What Isn’t Covered Under Personal Umbrella Insurance?
Personal umbrella insurance doesn’t cover anything. Some of the key exceptions to personal umbrella insurance include:
- Personal belongings
- Intentional or criminal acts or omissions
- Written or oral contracts
Why You Need Personal Umbrella Insurance
It may seem like personal umbrella insurance policies are only for the rich, or for people who have a lot of valuables to insure, but this way of seeing things isn’t entirely accurate. For example, those who live in the 38 states that operate under the tort system for auto insurance can be subject to massive injury claims and lawsuits should they cause an accident. With today’s high medical treatment, legal defense and associated costs, one can quickly exhaust the auto insurance coverage that they purchased, leaving every additional dollar to be paid out of pocket. When used as a safety net, personal umbrella insurance policies become an affordable way to purchase a comprehensive form of insurance that protects you in case things go poorly.

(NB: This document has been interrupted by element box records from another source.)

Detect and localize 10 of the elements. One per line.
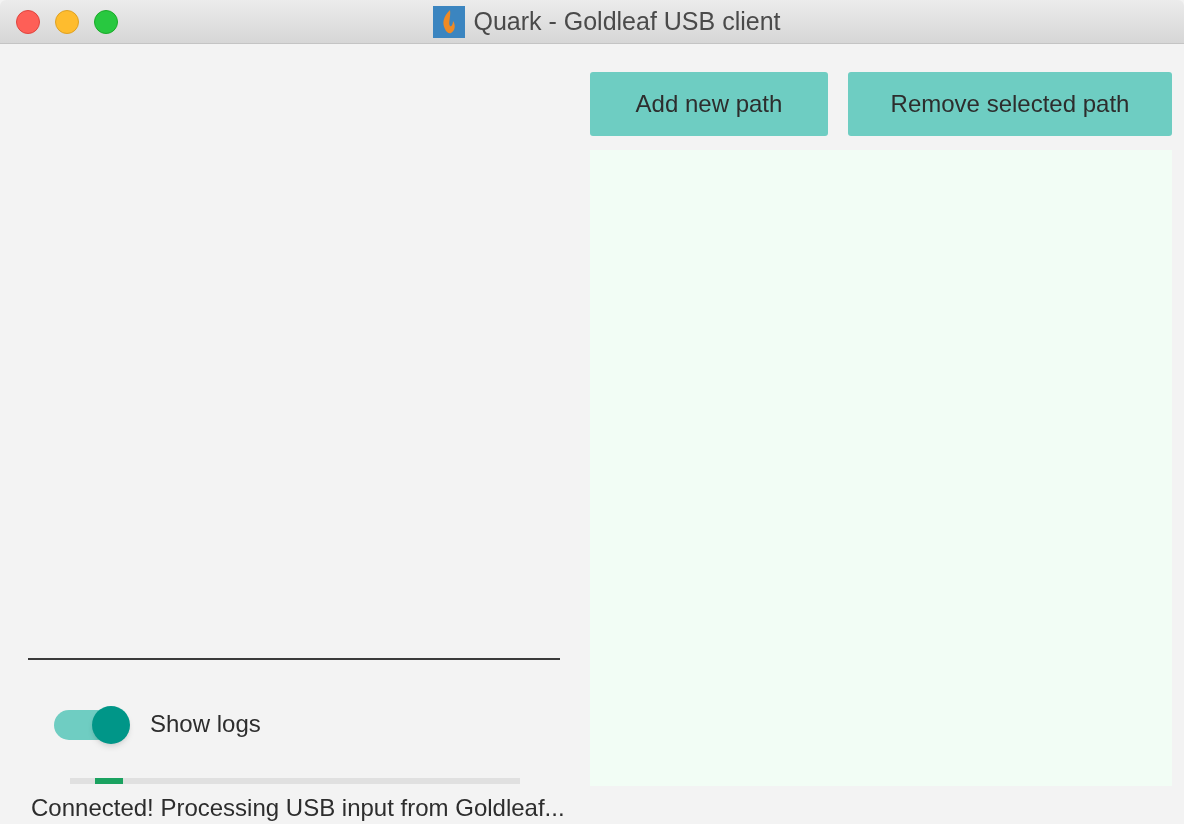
close-button[interactable] [16,10,40,34]
toggle-label: Show logs [150,709,261,739]
zoom-button[interactable] [94,10,118,34]
minimize-button[interactable] [55,10,79,34]
path-button[interactable]: Remove selected path [848,72,1172,136]
window-title: Quark - Goldleaf USB client [473,5,781,37]
path-button[interactable]: Add new path [590,72,828,136]
status-text: Connected! Processing USB input from Goldleaf... [31,793,565,823]
flame-icon [433,5,466,38]
toggle-switch[interactable] [54,704,132,744]
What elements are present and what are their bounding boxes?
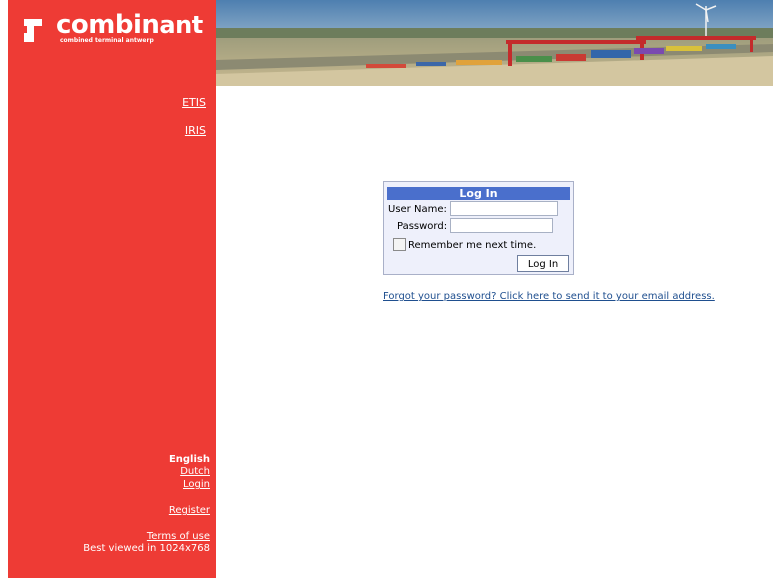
remember-me-label: Remember me next time. (408, 240, 537, 251)
password-input[interactable] (450, 218, 553, 233)
nav-link-etis[interactable]: ETIS (182, 96, 206, 109)
terms-of-use-link[interactable]: Terms of use (147, 531, 210, 542)
login-panel-title: Log In (387, 187, 570, 200)
best-viewed-note: Best viewed in 1024x768 (83, 543, 210, 554)
brand-logo[interactable]: combinant combined terminal antwerp (8, 0, 216, 86)
password-label: Password: (397, 221, 448, 232)
login-submit-button[interactable]: Log In (517, 255, 569, 272)
language-dutch-link[interactable]: Dutch (180, 466, 210, 477)
terminal-banner-illustration (216, 0, 773, 86)
login-link[interactable]: Login (183, 479, 210, 490)
username-input[interactable] (450, 201, 558, 216)
forgot-password-link[interactable]: Forgot your password? Click here to send… (383, 291, 715, 302)
remember-me-checkbox[interactable] (393, 238, 406, 251)
language-current: English (168, 454, 210, 465)
login-panel: Log In User Name: Password: Remember me … (383, 181, 574, 275)
register-link[interactable]: Register (169, 505, 210, 516)
nav-link-iris[interactable]: IRIS (185, 124, 206, 137)
logo-mark-icon (24, 19, 42, 42)
username-label: User Name: (388, 204, 447, 215)
header-banner-image (216, 0, 773, 86)
logo-tagline: combined terminal antwerp (60, 37, 154, 44)
sidebar: combinant combined terminal antwerp ETIS… (8, 0, 216, 578)
logo-wordmark: combinant (56, 10, 203, 40)
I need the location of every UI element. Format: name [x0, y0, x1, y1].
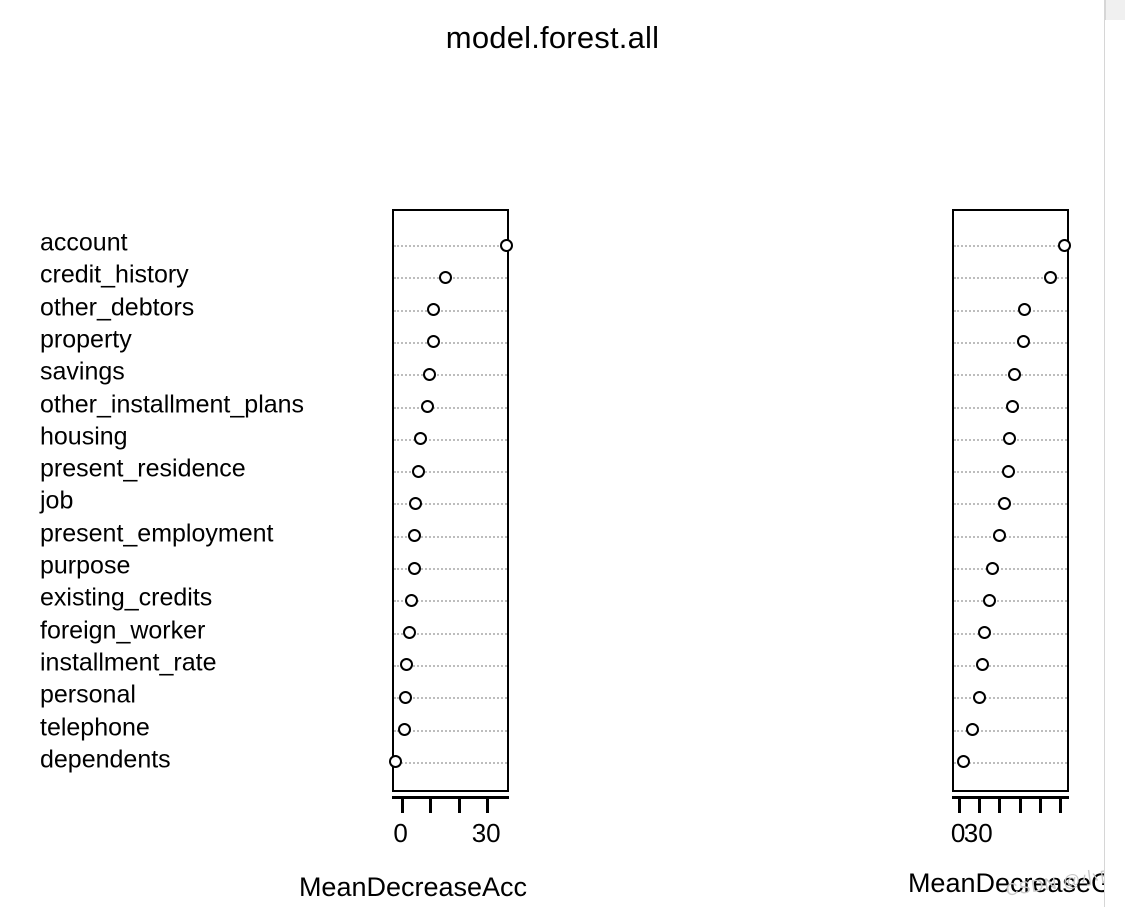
data-point: [982, 593, 996, 607]
gridline: [394, 341, 507, 344]
x-axis-title-gini: MeanDecreaseG: [907, 868, 1113, 898]
axis-tick: [978, 796, 982, 813]
data-point: [414, 432, 428, 446]
axis-line: [392, 796, 509, 799]
gridline: [954, 535, 1067, 538]
axis-tick: [998, 796, 1002, 813]
variable-label: housing: [40, 422, 128, 451]
variable-label: savings: [40, 357, 125, 386]
gridline: [394, 761, 507, 764]
data-point: [412, 464, 426, 478]
variable-label: foreign_worker: [40, 616, 206, 645]
data-point: [1017, 335, 1031, 349]
gridline: [954, 664, 1067, 667]
variable-label: other_installment_plans: [40, 390, 305, 418]
data-point: [399, 690, 413, 704]
data-point: [977, 626, 991, 640]
variable-label: existing_credits: [40, 583, 213, 612]
variable-label: present_employment: [40, 519, 274, 548]
axis-tick: [1058, 796, 1062, 813]
axis-tick: [486, 796, 490, 813]
axis-tick-label: 30: [963, 818, 993, 848]
gridline: [954, 341, 1067, 344]
gridline: [954, 568, 1067, 570]
axis-tick: [1018, 796, 1022, 813]
gridline: [954, 600, 1067, 603]
data-point: [1058, 238, 1072, 252]
gridline: [394, 309, 507, 312]
gridline: [954, 761, 1067, 764]
data-point: [1002, 432, 1016, 446]
axis-tick: [429, 796, 433, 813]
data-point: [398, 723, 412, 736]
variable-label: property: [40, 325, 132, 354]
variable-label: personal: [40, 680, 136, 709]
scrollbar-thumb[interactable]: [1105, 0, 1125, 20]
plot-area-accuracy: [388, 209, 514, 792]
axis-tick-label: 30: [471, 818, 501, 848]
data-point: [388, 755, 402, 769]
data-point: [972, 690, 986, 704]
gridline: [394, 471, 507, 474]
data-point: [423, 367, 437, 381]
data-point: [408, 529, 422, 543]
gridline: [394, 374, 507, 377]
gridline: [394, 245, 507, 247]
variable-label: telephone: [40, 713, 150, 741]
data-point: [956, 755, 970, 769]
variable-label: credit_history: [40, 260, 189, 289]
data-point: [992, 529, 1006, 543]
data-point: [1001, 464, 1015, 478]
data-point: [409, 496, 423, 510]
variable-label: present_residence: [40, 454, 246, 483]
data-point: [400, 658, 414, 672]
scrollbar-gutter[interactable]: [1104, 0, 1125, 907]
gridline: [954, 245, 1067, 247]
axis-tick: [400, 796, 404, 813]
axis-tick-label: 0: [393, 818, 408, 848]
gridline: [954, 697, 1067, 700]
data-point: [438, 270, 452, 284]
data-point: [985, 561, 999, 575]
gridline: [954, 632, 1067, 635]
plot-window: model.forest.all account credit_history ot…: [0, 0, 1125, 907]
axis-tick: [958, 796, 962, 813]
data-point: [1008, 367, 1022, 381]
data-point: [1006, 400, 1019, 413]
axis-tick: [457, 796, 461, 813]
panel-mean-decrease-accuracy: account credit_history other_debtorsproper…: [0, 0, 560, 907]
panel-mean-decrease-gini: accountpurposepresent_employmentcredit_h…: [560, 0, 1112, 907]
data-point: [426, 303, 440, 317]
x-axis-title-accuracy: MeanDecreaseAcc: [298, 872, 528, 902]
plot-area-gini: [952, 209, 1072, 792]
data-point: [975, 658, 989, 672]
gridline: [394, 438, 507, 441]
data-point: [500, 238, 514, 252]
gridline: [954, 309, 1067, 312]
variable-label: installment_rate: [40, 648, 217, 677]
data-point: [1044, 270, 1058, 284]
data-point: [965, 723, 979, 736]
variable-label: purpose: [40, 551, 131, 580]
variable-label: dependents: [40, 745, 171, 774]
data-point: [421, 400, 435, 413]
variable-label: other_debtors: [40, 293, 195, 322]
gridline: [394, 406, 507, 409]
data-point: [405, 593, 419, 607]
variable-label: account: [40, 228, 128, 257]
axis-line: [952, 796, 1069, 799]
data-point: [408, 561, 422, 575]
data-point: [426, 335, 440, 349]
data-point: [997, 496, 1011, 510]
data-point: [1018, 303, 1032, 317]
axis-tick: [1038, 796, 1042, 813]
data-point: [403, 626, 417, 640]
variable-label: job: [40, 486, 74, 515]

There’s little doubt that personal umbrella insurance policies have saved individuals anywhere from a few thousand to many hundreds of thousands of dollars, depending on the circumstances. The challenge with personal umbrella insurance lies in trying to predict how much insurance you will need, and when you think you might need it. Personal umbrella insurance policies can be a difficult decision for those who are on a somewhat tight monthly budget, as they are an additional expense that doesn’t really offer a tangible sense of value. However, as anyone who has had to use a personal umbrella insurance policy can attest to – when you need to use this insurance, it’s very handy to have and can save you far more than it costs. If in doubt, speak to someone you know with personal umbrella insurance or talk to an insurance agent who can you determine exactly where you need the additional coverage that an umbrella insurance policy offers.